Minimal django application. When things become so big and complex as django, sometimes it help to tear it up, broken it into smaller pieces to see how it work. So I start with just this in app.py:-

from django.core.management import execute_from_command_line
execute_from_command_line()

And run it as:-

venv/bin/python app.py

It run, showing a list of commands, but also show this message in red:-

Note that only Django core commands are listed as settings are not properly configured (error: Requested setting INSTALLED_APPS, but settings are not configured. You must either define the environment variable DJANGO_SETTINGS_MODULE or call settings.configure() before accessing settings.).

We need to give it some settings.

from django.conf import settings
from django.core.management import execute_from_command_line

settings.configure()
execute_from_command_line()

But now when you try to run venv/bin/python app.py runserver, it gave this message:-

CommandError: You must set settings.ALLOWED_HOSTS if DEBUG is False.

So let set DEBUG to True then.

from django.conf import settings
from django.core.management import execute_from_command_line

settings.configure(DEBUG=True)
execute_from_command_line()

You can run runserver now, but if you try to access http://localhost:8000, you’ll get 500 error, with the message on console saying:-

AttributeError: 'module' object has no attribute 'ROOT_URLCONF'

Ok, to cut long story short, I can’t point ‘ROOT_URLCONF’ to the same app module.
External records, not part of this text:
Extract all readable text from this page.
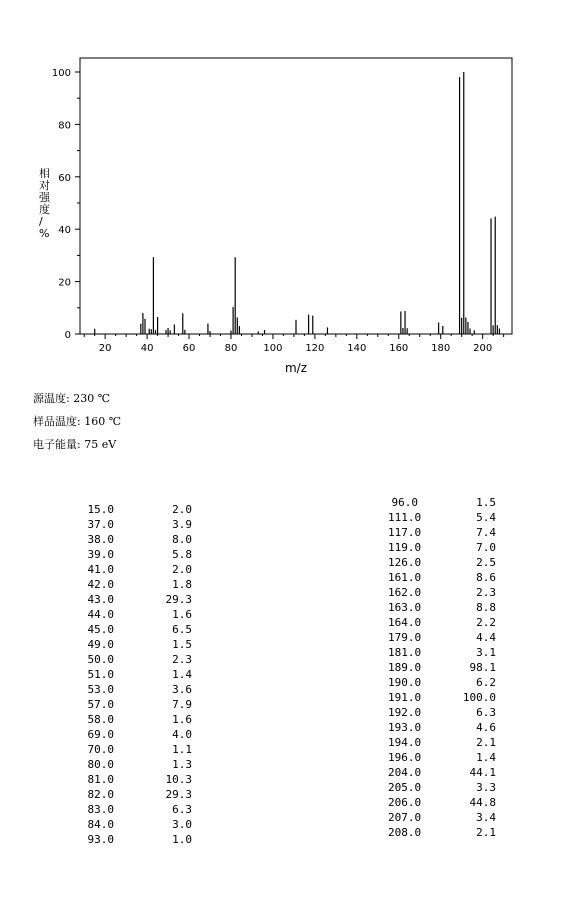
0
20
40
60
80
100
20	40	60	80	100 120 140 160 180 200
m/z
相
对
强
度
/
%
源温度: 230 ℃
样品温度: 160 ℃
电子能量: 75 eV
15.0	2.0
37.0	3.9
38.0	8.0
39.0	5.8
41.0	2.0
42.0	1.8
43.0	29.3
44.0	1.6
45.0	6.5
49.0	1.5
50.0	2.3
51.0	1.4
53.0	3.6
57.0	7.9
58.0	1.6
69.0	4.0
70.0	1.1
80.0	1.3
81.0	10.3
82.0	29.3
83.0	6.3
84.0	3.0
93.0	1.0
96.0	1.5
111.0	5.4
117.0	7.4
119.0	7.0
126.0	2.5
161.0	8.6
162.0	2.3
163.0	8.8
164.0	2.2
179.0	4.4
181.0	3.1
189.0	98.1
190.0	6.2
191.0	100.0
192.0	6.3
193.0	4.6
194.0	2.1
196.0	1.4
204.0	44.1
205.0	3.3
206.0	44.8
207.0	3.4
208.0	2.1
Django just hang and I’m just lazy to figure what’s the issue. So let just create a second module urls.py and defined the routing there. So we need two modules then - app.py and urls.py:-

from django.conf import settings
from django.core.management import execute_from_command_line

settings.configure(DEBUG=True, ROOT_URLCONF='urls')
execute_from_command_line()

and define our urls.py as:-

from django.conf.urls import url
from django.http import HttpResponse

def index(request):
    return HttpResponse('hello')

urlpatterns = [
    url(r'^$', index, name='index'),
]

And that’s all you need for working django app !

Written on April 11, 2017